Abstract 14729: Has the COURAGE Trial Impacted Utilization of Elective Percutaneous Coronary Intervention (PCI) in Clinical Practice: Insights from BMC2 Registry
Introduction: In 2007, the Clinical Outcomes Utilizing Revascularization and Aggressive Drug Evaluation (COURAGE) trial demonstrated that a strategy of PCI is not superior to optimal medical therapy as an initial management strategy for patients with stable coronary artery disease (CAD). The effects of this new evidence on clinical practice are unknown.
Hypothesis: We hypothesize that clinical practice has been unresponsive to the conclusions posited in this trial.
Methods: We assessed for trends in PCI use for stable disease among 15 hospitals participating in the Blue Cross Blue Shield of Michigan Cardiovascular Consortium (BMC2) from January 2005 to September 2009. We also determined changes in pre-procedural medical therapy among stable patients during this time period. Stable CAD was defined as not meeting one of the following criteria: recent or acute MI, cardiogenic shock, those requiring IV nitrates, IV heparin, or GPIIbIIIa inhibitors.

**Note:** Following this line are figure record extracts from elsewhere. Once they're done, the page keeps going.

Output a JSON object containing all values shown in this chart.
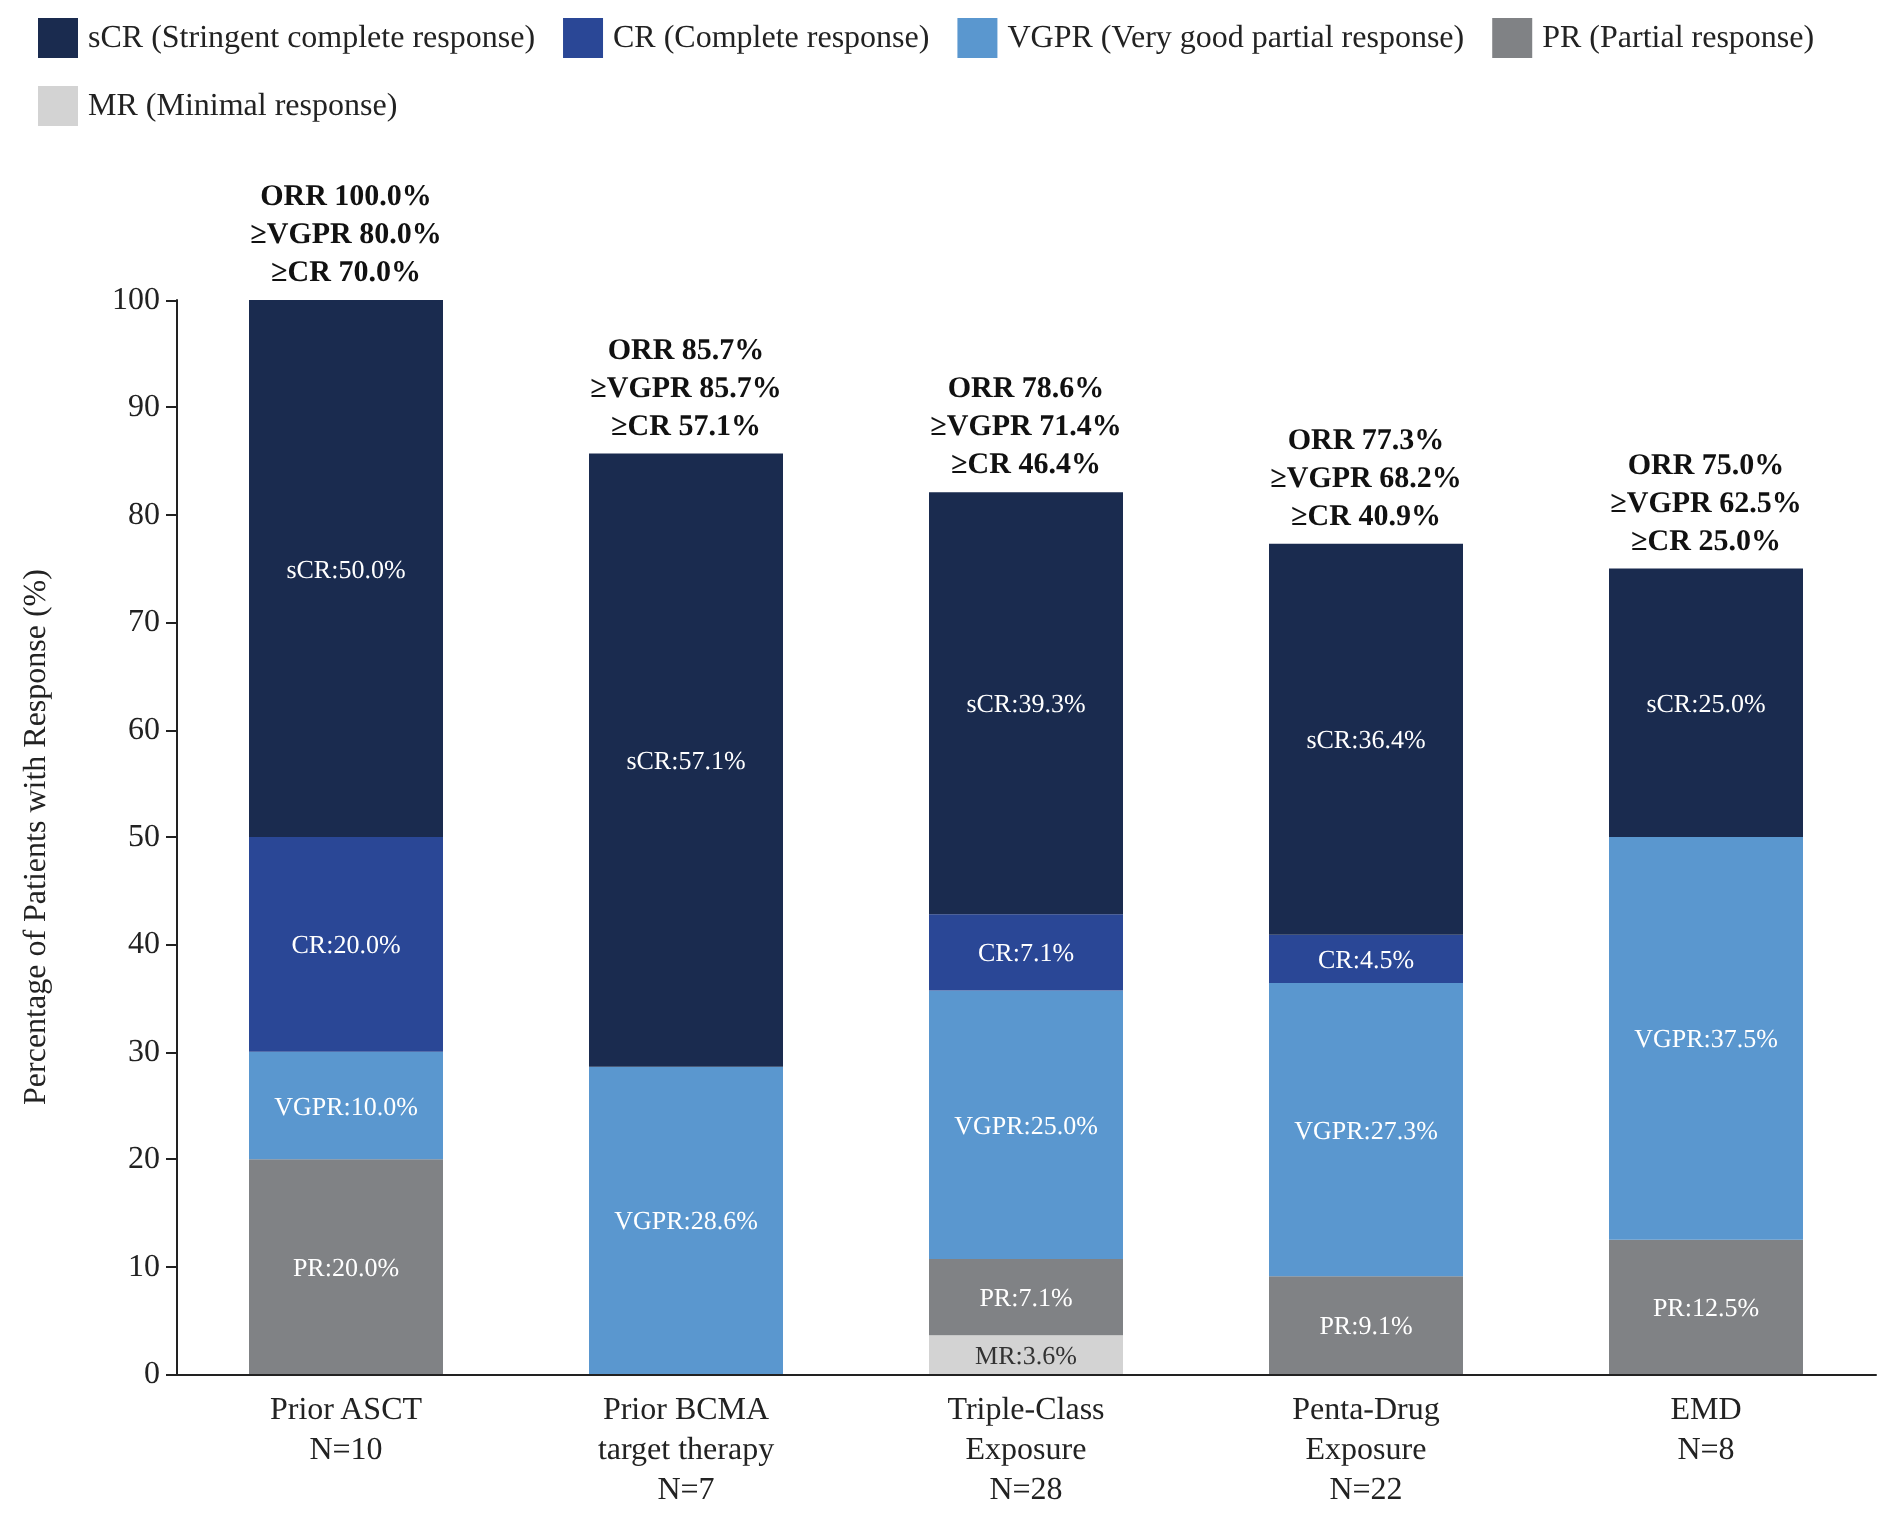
{
  "chart_data": {
    "type": "bar",
    "stacked": true,
    "ylabel": "Percentage of Patients with Response (%)",
    "categories": [
      "Prior ASCT\nN=10",
      "Prior BCMA\ntarget therapy\nN=7",
      "Triple-Class\nExposure\nN=28",
      "Penta-Drug\nExposure\nN=22",
      "EMD\nN=8"
    ],
    "series": [
      {
        "name": "MR (Minimal response)",
        "color": "#d3d3d3",
        "values": [
          null,
          null,
          3.6,
          null,
          null
        ],
        "value_labels": [
          null,
          null,
          "MR:3.6%",
          null,
          null
        ]
      },
      {
        "name": "PR (Partial response)",
        "color": "#808285",
        "values": [
          20.0,
          null,
          7.1,
          9.1,
          12.5
        ],
        "value_labels": [
          "PR:20.0%",
          null,
          "PR:7.1%",
          "PR:9.1%",
          "PR:12.5%"
        ]
      },
      {
        "name": "VGPR (Very good partial response)",
        "color": "#5a97cf",
        "values": [
          10.0,
          28.6,
          25.0,
          27.3,
          37.5
        ],
        "value_labels": [
          "VGPR:10.0%",
          "VGPR:28.6%",
          "VGPR:25.0%",
          "VGPR:27.3%",
          "VGPR:37.5%"
        ]
      },
      {
        "name": "CR (Complete response)",
        "color": "#2a4796",
        "values": [
          20.0,
          null,
          7.1,
          4.5,
          null
        ],
        "value_labels": [
          "CR:20.0%",
          null,
          "CR:7.1%",
          "CR:4.5%",
          null
        ]
      },
      {
        "name": "sCR (Stringent complete response)",
        "color": "#1a2b4f",
        "values": [
          50.0,
          57.1,
          39.3,
          36.4,
          25.0
        ],
        "value_labels": [
          "sCR:50.0%",
          "sCR:57.1%",
          "sCR:39.3%",
          "sCR:36.4%",
          "sCR:25.0%"
        ]
      }
    ],
    "totals": [
      "ORR 100.0%\n≥VGPR 80.0%\n≥CR 70.0%",
      "ORR 85.7%\n≥VGPR 85.7%\n≥CR 57.1%",
      "ORR 78.6%\n≥VGPR 71.4%\n≥CR 46.4%",
      "ORR 77.3%\n≥VGPR 68.2%\n≥CR 40.9%",
      "ORR 75.0%\n≥VGPR 62.5%\n≥CR 25.0%"
    ],
    "ylim": [
      0,
      100
    ],
    "yticks": [
      0,
      10,
      20,
      30,
      40,
      50,
      60,
      70,
      80,
      90,
      100
    ],
    "grid": false,
    "legend": "top"
  }
}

Results: Of 111,218 PCI procedures performed during the study period, 47,606 (42%) met our definition of stable disease. The percentage of PCI procedures performed for stable disease remained unchanged although there was a decrease in the absolute numbers by quarter (2725 to 2215). The proportion of stable patients who underwent PCI after an abnormal stress test declined while there was an increased use of PCI for patients with stable angina pectoris (Fig). There was an increase in the use of pre-procedural aspirin (94.9 to 96.1%), lipid lowering therapy (72.2 to 79.6%), ace-inhibitor (41.4 to 45.4%) and beta-blocker (69.1 to 73.6%).
Conclusions: While there has been a decline in the absolute number of elective PCI procedures performed and an increase in optimal medical management prior to these procedures, there has been a concomitant increased use of PCI for patients with stable angina pectoris. Further research is warranted to understand the reasons for these divergent trends in treatment of patients with stable disease.
- © 2010 by American Heart Association, Inc.